Monsieur R a engagé la demanderesse, Madame N, par contrat de travail de durée indéterminée du 3 juin 1997, en qualité d’aide-mécanicienne, pour un salaire horaire de 15 frs pendant le temps d’essai de 3 mois, adaptation ultérieure réservée. Madame N, née en 1958, était une ressortissante française domiciliée en France. Le permis pour frontalier ne lui ayant été délivré que le 1er juillet 1997, elle a effectivement débuté son emploi le 14 juillet 1997.
Le salaire horaire de la demanderesse a été augmenté à 15 frs 50 dès le 1er janvier 1998, puis est passé à 16 frs en 1999 et à 16 frs 50 en 2001.
Suite à un arrêt maladie, le défendeur a donné son congé à Madame N par lettre du 18 juillet 2001, remise en main propre et contresignée le même jour. Il y était prévu que le congé prendrait effet au 30 septembre 2001. Mais le lendemain 19 juillet, la demanderesse a adressé un courrier au défendeur lui demandant de pouvoir mettre fin aux rapports de travail au 31 juillet. Au mois d’août, Madame N a consulté un syndicat qui a contesté la validité du congé, faisant valoir que cette dernière aurait été forcée de signer la lettre du 19 juillet. Par la suite, la demanderesse a admis avoir signé la lettre du 19 juillet librement et que son contenu correspondait à sa réelle volonté.
Le 28 septembre 2001, le défendeur a adressé à la demanderesse un décompte final du salaire qui lui était encore dû, à hauteur de 1’140, 40 frs, pour solde de tout compte. Le 16 novembre 2001, la demanderesse a renvoyé ce document, signé et daté du 21 octobre 2001.
Le 25 janvier 2002, Madame N a déposé une demande au Tribunal des Prud’hommes de l’arrondissement de la Broye et du Nord vaudois, contre Monsieur R. Parmi d’autres prétentions sur lesquelles les parties sont parvenues à un accord ultérieurement, la demanderesse, persuadée d’avoir été moins payée que ses collègues masculins pour effectuer le même travail, a fait valoir une prétention en violation de l’interdiction de la discrimination salariale sur la base de la loi sur l’égalité entre femmes et hommes (art. 3 al. 2 LEg). Ignorant alors le salaire de ses collègues, elle n’a pas chiffré ses conclusions.
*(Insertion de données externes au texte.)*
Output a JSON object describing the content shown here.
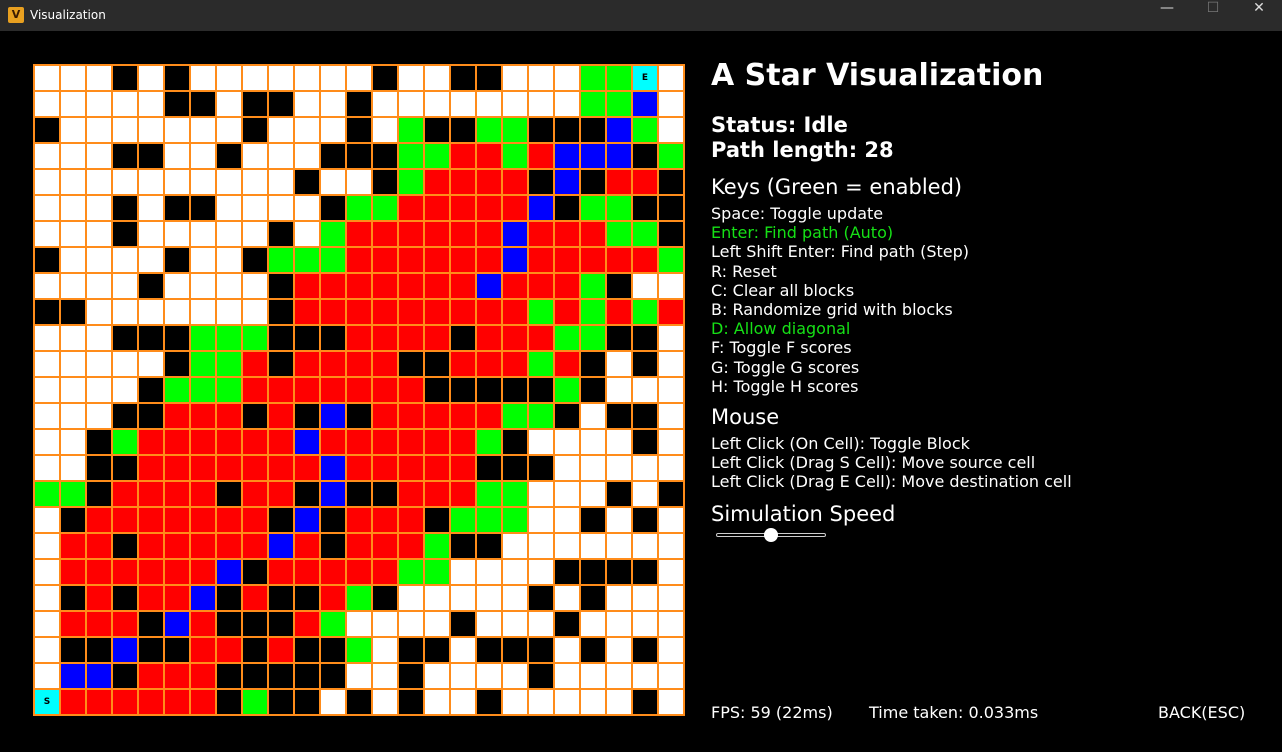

Par lettre du 16 décembre 2002, après échec de la conciliation, la demanderesse a précisé ses conclusions basées sur la LEg. Faisant valoir que son collègue Monsieur B, touchait un salaire horaire de 17 frs pour effectuer le même travail qu’elle, elle réclamait la différence entre le salaire total qu’elle avait touché pendant son engagement et celui qu’avait touché Monsieur B pour une période équivalente, ce qui représentait un montant de 13’454 frs 10 brut.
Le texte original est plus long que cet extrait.